In a corner of the building where people come on Wednesdays to pick up bare necessities, there is a set of slides chosen by the food pantry staff to show the work they do. Above these plays a video of Simmons’s queries, translated into Mandarin and Spanish, to those who use the space. “What kind of freedoms do you imagine for you and your family?” one asks. “Did your home country have food pantries?” another says. “What is your definition of capitalism?” a third poses. Peoples’ answers will be added to the projection over the course of the exhibition. By asking the viewer to think about the conditions that make food pantries necessary, Simmons provokes a growing unease as to whether they are an effective response to the crisis or a Band-Aid solution that leaves the underlying disease untreated.
Simmons’s approach is less to condemn than to plant the seeds of political awareness among museum visitors. To this end, she will distribute 4,000 copies of books including “The End of Policing” by Alex Vitale, the Spanish-language edition of Howard Zinn’s “A People’s History of the United States,” and titles by Angela Davis, Roxanne Dunbar-Ortiz and Audre Lorde.
In a short note appended to the exhibition’s introductory wall text, Simmons insists that her presence should not be seen as a substitute for “the vital life-changing work that museums, trustees, and both individual and governmental entities have to do to radically shift philanthropic, labor, and civic systems.” She is aware of the fine line she treads in asking visitors to demand more of our art institutions while having an exhibition in one.
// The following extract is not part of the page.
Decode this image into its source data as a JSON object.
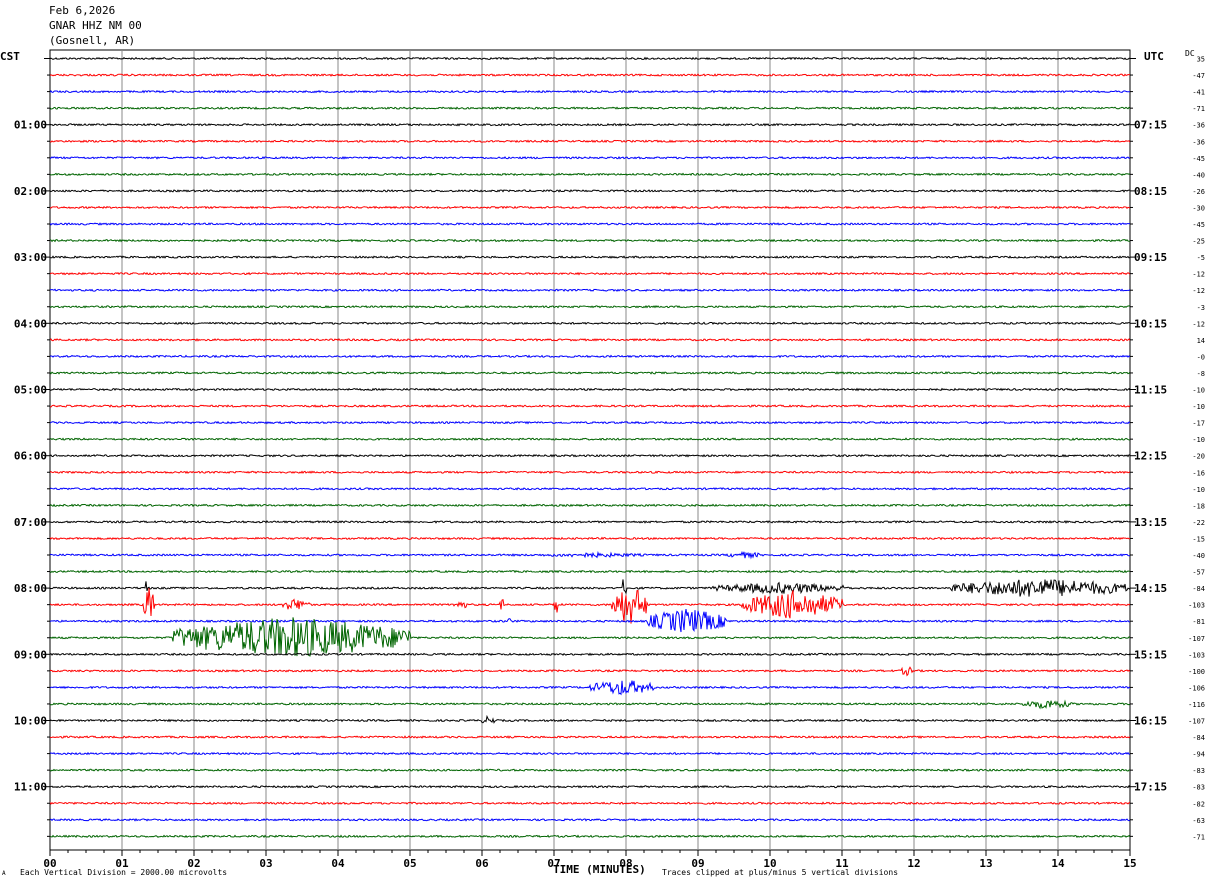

For many museums, the idea of advancing social justice and combating inequality takes the form of diversifying programming: bringing more people into the fold, first and foremost by displaying more work by Black artists. Surely that’s a net good for audiences, who have been treated to an array of excellent shows over the past few years as a result. The problem arises when that’s all museums think is required of them. Simmons’s intervention makes clear that you can’t curate your way out of racism — or read your way out of it, for that matter.